А Тиффани останется ангелом и через двадцать лет. До самой смерти. Господь неутомимо посылает испытания всем живым. Он почти как тот русский — оборванный и безжалостный. Он посылает на землю ангелов — посылает в самую грязь, сосать и раздвигать ноги, сбывать краденое, сидеть в тюрьме, умирать от болезней. Но хрупкие существа все равно остаются ангелами, даже когда рожают детишек и у них отвисают сиськи.
Плейг поворочался, сел и нашарил под кроватью сверток. Вещи нужно переложить подальше, легавые наверняка сунут свой нос и сюда.
Он занялся делом и оно успокаивало. Хотелось курить, но Плейг отказался от табака, когда все сложилось.
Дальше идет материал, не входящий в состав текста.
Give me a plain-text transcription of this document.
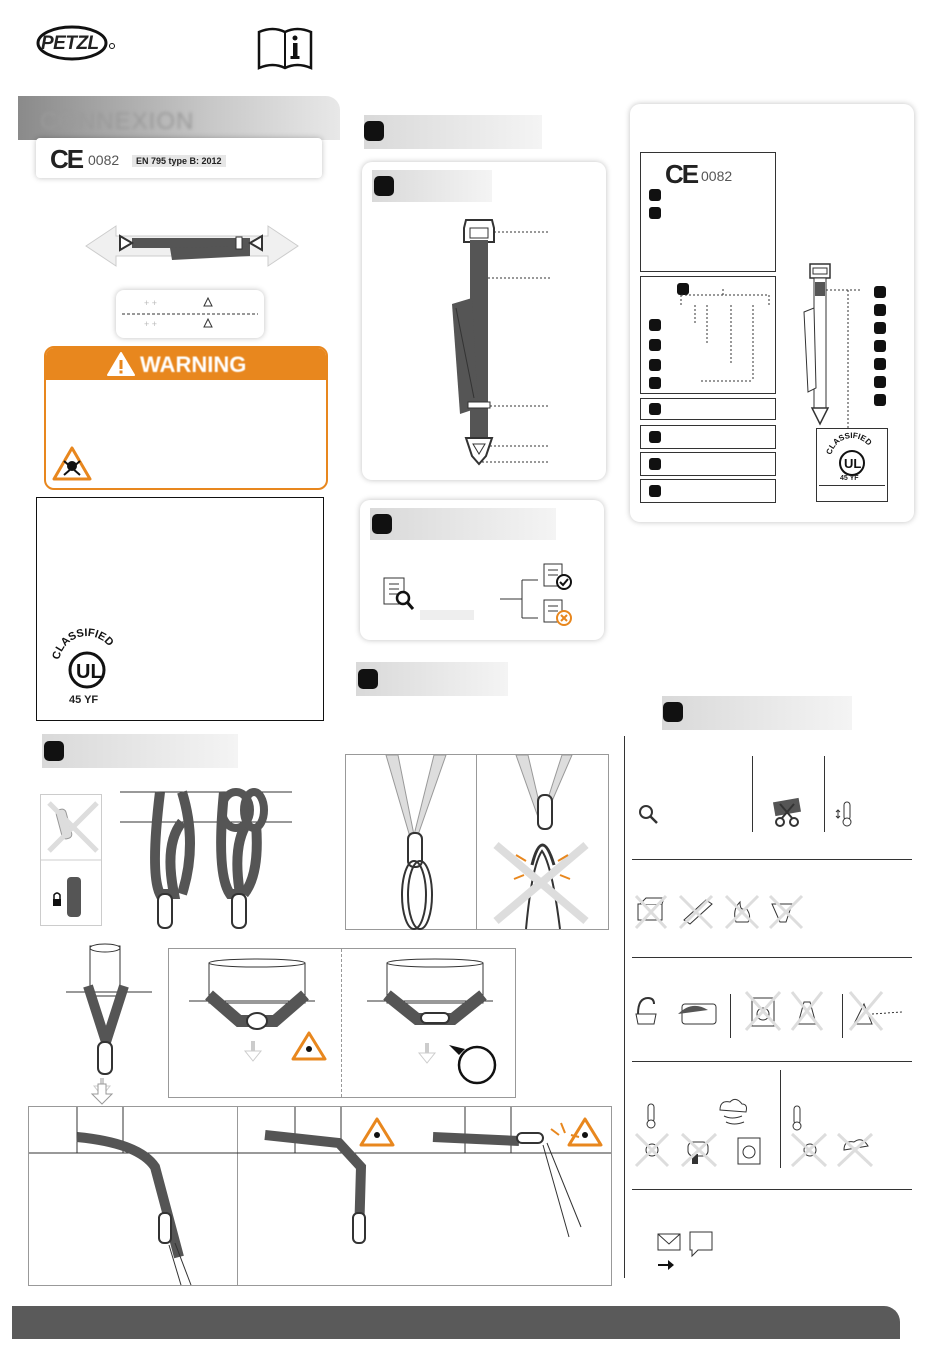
PETZL
CONNEXION
CE 0082	EN 795 type B: 2012
+ +
+ +
WARNING
CLASSIFIED
UL
45 YF
CE 0082
CLASSIFIED
UL
45 YF
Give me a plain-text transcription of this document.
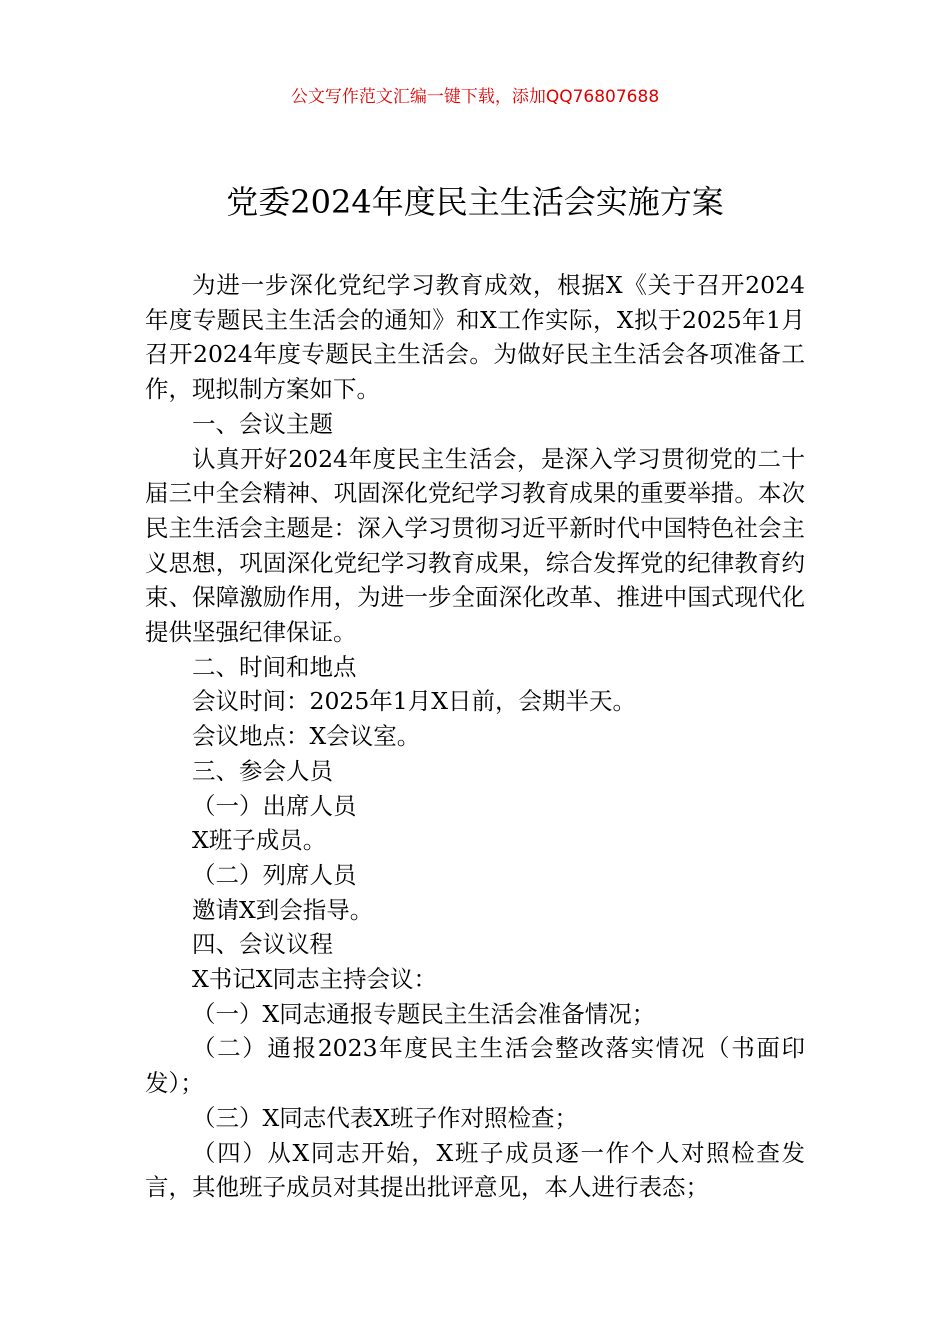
公文写作范文汇编一键下载，添加QQ76807688
党委2024年度民主生活会实施方案

为进一步深化党纪学习教育成效，根据X《关于召开2024年度专题民主生活会的通知》和X工作实际，X拟于2025年1月召开2024年度专题民主生活会。为做好民主生活会各项准备工作，现拟制方案如下。

一、会议主题

认真开好2024年度民主生活会，是深入学习贯彻党的二十届三中全会精神、巩固深化党纪学习教育成果的重要举措。本次民主生活会主题是：深入学习贯彻习近平新时代中国特色社会主义思想，巩固深化党纪学习教育成果，综合发挥党的纪律教育约束、保障激励作用，为进一步全面深化改革、推进中国式现代化提供坚强纪律保证。

二、时间和地点

会议时间：2025年1月X日前，会期半天。

会议地点：X会议室。

三、参会人员

（一）出席人员

X班子成员。

（二）列席人员

邀请X到会指导。

四、会议议程

X书记X同志主持会议：

（一）X同志通报专题民主生活会准备情况；

（二）通报2023年度民主生活会整改落实情况（书面印发）；

（三）X同志代表X班子作对照检查；

（四）从X同志开始，X班子成员逐一作个人对照检查发言，其他班子成员对其提出批评意见，本人进行表态；
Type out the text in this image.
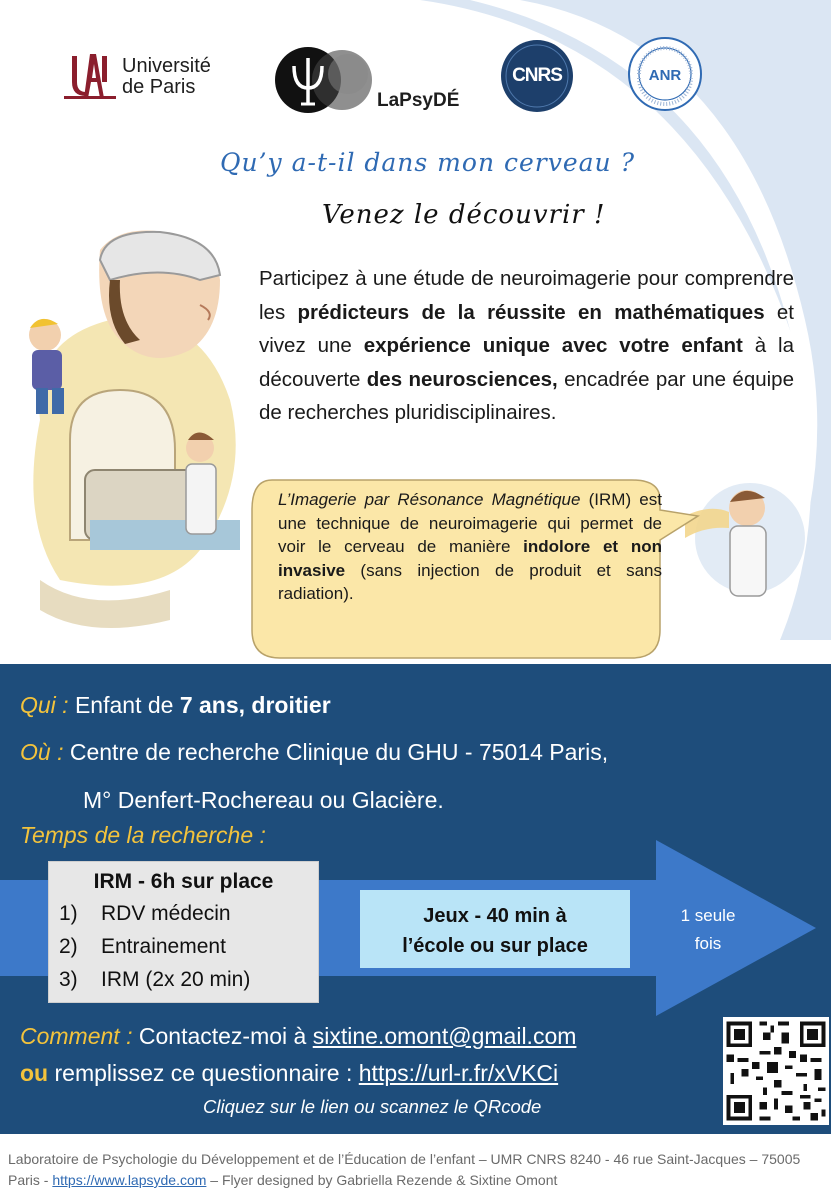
Université
de Paris
LaPsyDÉ
CNRS	ANR
Qu’y a-t-il dans mon cerveau ?
Venez le découvrir !
Participez à une étude de neuroimagerie pour comprendre les prédicteurs de la réussite en mathématiques et vivez une expérience unique avec votre enfant à la découverte des neurosciences, encadrée par une équipe de recherches pluridisciplinaires.
L’Imagerie par Résonance Magnétique (IRM) est une technique de neuroimagerie qui permet de voir le cerveau de manière indolore et non invasive (sans injection de produit et sans radiation).
Qui : Enfant de 7 ans, droitier
Où : Centre de recherche Clinique du GHU - 75014 Paris,
M° Denfert-Rochereau ou Glacière.
Temps de la recherche :
IRM - 6h sur place
1) RDV médecin
2) Entrainement
3) IRM (2x 20 min)
Jeux - 40 min à
l’école ou sur place
1 seule
fois
Comment : Contactez-moi à sixtine.omont@gmail.com
ou remplissez ce questionnaire : https://url-r.fr/xVKCi
Cliquez sur le lien ou scannez le QRcode
Laboratoire de Psychologie du Développement et de l’Éducation de l’enfant – UMR CNRS 8240 - 46 rue Saint-Jacques – 75005 Paris - https://www.lapsyde.com – Flyer designed by Gabriella Rezende & Sixtine Omont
Всё та же смешная цепочка случайностей, что когда-то привела тринадцатилетнего юнца учеником в мастерскую на Госсет-стрит. Сопляк складывал заготовки под навесами, а она была еще совсем маленькой — хорошенький ребенок, ежедневно бегающий к булочнику с зажатыми в кулачке пенни. Ее дед владел лавкой, запущенной и грязной, но сама девчушка была ухоженной, сытой и даже казалась веселой. Забавная кроха, с мордашкой которую невозможно забыть. Плейг (тогда еще не Плейг) проработал на Госсет-стрит не так долго. Ушел в паяльную мастерскую, потом стал учеником механика. Потом случилась та неприятность с хозяином, и молодой подмастерье счел уместным срочно завербоваться в первый попавшийся полк Её Величества. Возможно, это был не самый лучший выбор, но есть ли смысл сожалеть? Казармы, военные мастерские, потом Крым… Невидимая цепочка случайностей неумолимо вела к неизбежному…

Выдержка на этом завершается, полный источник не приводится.